I hope to become a junior pastor in the not-so-distant future. At the moment I am a sub-deacon responsible for helping the incumbent with conducting church services and conducting services in his absence. At school I also head the guidance and counselling department.
One of the things that made me want to marry sports and ministry is the fact that I realised that during all the years I was working with different athletes. the main focus was on producing talented athletes but unfortunately we never considered working on their characters. At the end of the day we managed to produce perfect athletes with flawed characters. Their skill took them to greater heights but their character always brought them down.
Even at school, my main drive is now on getting the character correct as we groom our athletes. That has made me very unpopular with many of our high school boys but that never dampened my spirit; instead, it gave me more strength to do what is correct. I managed to convince the school head that even if we lose games but adhere to sports ethics it is more honourable than to try to score some cheap victories through dishonourable means. The lesson is that life should be lived in compartments.
Today I am happy that the sports department is transformed into one that is God fearing and everything is done the right way. We are now able to produce whole athletes, thanks to sport ministry lessons that we constantly share with our athletes as we do our training.
At every half an opportunity I make sure I sell the idea of sports ministry. I have done a number of workshops in and out of Zimbabwe and the idea has been appreciated a lot by the participants. Sadly, though a follow up to such workshops indicates that the majority of those we equip just go and do nothing. Partially I think it’s due to lack of equipment but I think chiefly it has to do with a lack of sports interest.
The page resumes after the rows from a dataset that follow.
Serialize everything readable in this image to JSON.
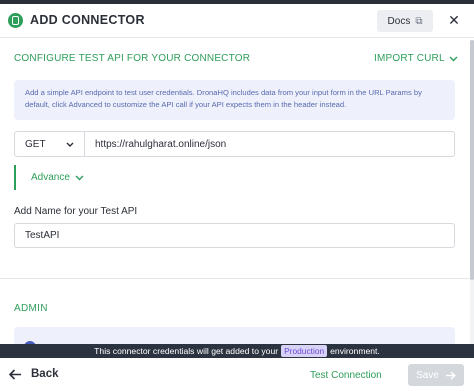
{
  "header": {
    "title": "ADD CONNECTOR",
    "docs_label": "Docs",
    "docs_icon": "external-link-icon",
    "close_icon": "close-icon"
  },
  "configure": {
    "heading": "CONFIGURE TEST API FOR YOUR CONNECTOR",
    "import_curl_label": "IMPORT CURL",
    "info_text": "Add a simple API endpoint to test user credentials. DronaHQ includes data from your input form in the URL Params by default, click Advanced to customize the API call if your API expects them in the header instead.",
    "method": "GET",
    "url": "https://rahulgharat.online/json",
    "advance_label": "Advance",
    "name_label": "Add Name for your Test API",
    "name_value": "TestAPI"
  },
  "admin": {
    "heading": "ADMIN"
  },
  "notice": {
    "before": "This connector credentials will get added to your",
    "environment": "Production",
    "after": "environment."
  },
  "footer": {
    "back_label": "Back",
    "test_label": "Test Connection",
    "save_label": "Save"
  },
  "colors": {
    "accent": "#2e9e5b",
    "info_bg": "#eef1fb",
    "notice_bg": "#2b3340",
    "env_tag_bg": "#d9d2f7"
  }
}
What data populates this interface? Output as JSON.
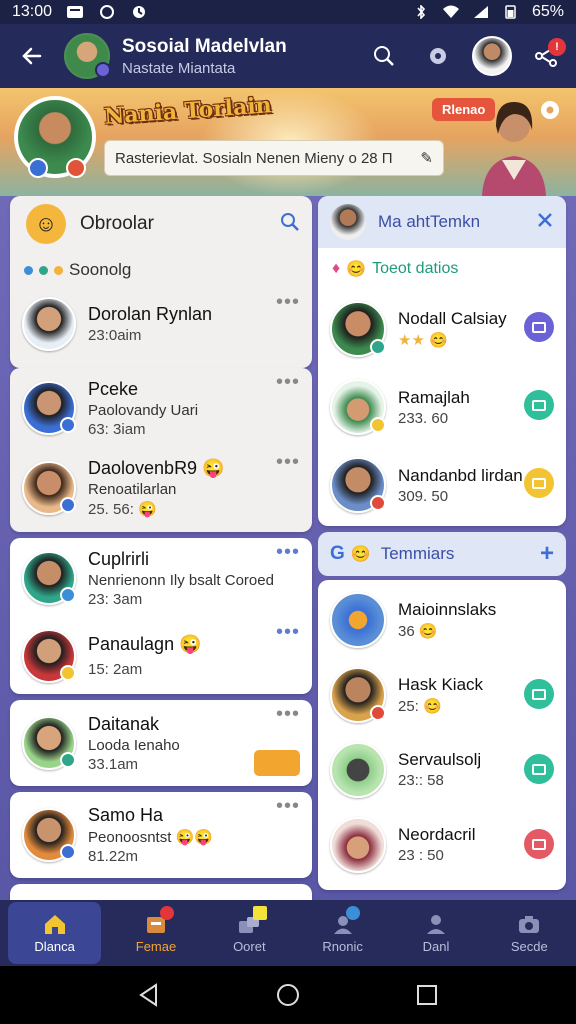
{
  "status_bar": {
    "time": "13:00",
    "battery": "65%"
  },
  "header": {
    "title": "Sosoial Madelvlan",
    "subtitle": "Nastate Miantata"
  },
  "banner": {
    "logo_text": "Nania Torlain",
    "status_text": "Rasterievlat. Sosialn Nenen Mieny o 28 Π",
    "tag": "Rlenao"
  },
  "chats": {
    "title": "Obroolar",
    "filter_label": "Soonolg",
    "items": [
      {
        "name": "Dorolan Rynlan",
        "sub": "",
        "time": "23:0aim"
      },
      {
        "name": "Pceke",
        "sub": "Paolovandy Uari",
        "time": "63: 3iam"
      },
      {
        "name": "DaolovenbR9",
        "sub": "Renoatilarlan",
        "time": "25. 56:"
      },
      {
        "name": "Cuplrirli",
        "sub": "Nenrienonn Ily bsalt Coroed",
        "time": "23: 3am"
      },
      {
        "name": "Panaulagn",
        "sub": "",
        "time": "15: 2am"
      },
      {
        "name": "Daitanak",
        "sub": "Looda Ienaho",
        "time": "33.1am"
      },
      {
        "name": "Samo Ha",
        "sub": "Peonoosntst",
        "time": "81.22m"
      }
    ]
  },
  "favorites": {
    "title": "Ma ahtTemkn",
    "subtitle": "Toeot datios",
    "items": [
      {
        "name": "Nodall Calsiay",
        "time": ""
      },
      {
        "name": "Ramajlah",
        "time": "233. 60"
      },
      {
        "name": "Nandanbd lirdan",
        "time": "309. 50"
      }
    ]
  },
  "teams": {
    "title": "Temmiars",
    "items": [
      {
        "name": "Maioinnslaks",
        "time": "36"
      },
      {
        "name": "Hask Kiack",
        "time": "25:"
      },
      {
        "name": "Servaulsolj",
        "time": "23:: 58"
      },
      {
        "name": "Neordacril",
        "time": "23 : 50"
      }
    ]
  },
  "bottom_nav": [
    {
      "label": "Dlanca",
      "icon": "home-icon"
    },
    {
      "label": "Femae",
      "icon": "inbox-icon"
    },
    {
      "label": "Ooret",
      "icon": "groups-icon"
    },
    {
      "label": "Rnonic",
      "icon": "contacts-icon"
    },
    {
      "label": "Danl",
      "icon": "person-icon"
    },
    {
      "label": "Secde",
      "icon": "camera-icon"
    }
  ],
  "colors": {
    "accent": "#3b4694",
    "header_bg": "#242a5a",
    "badge_red": "#e2363a"
  }
}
I have always encouraged teachers to start with sports of interest.
In conclusion, sports has the power to bring people together more than anything in the whole world — hence the use of sports ministry as a tool to minister is a great opportunity to nurture our young generation. They have the energy to run around and if their energy is not used wisely it might find its way to doing things that do not please God. My daily prayer is to see the ministry continue to grow.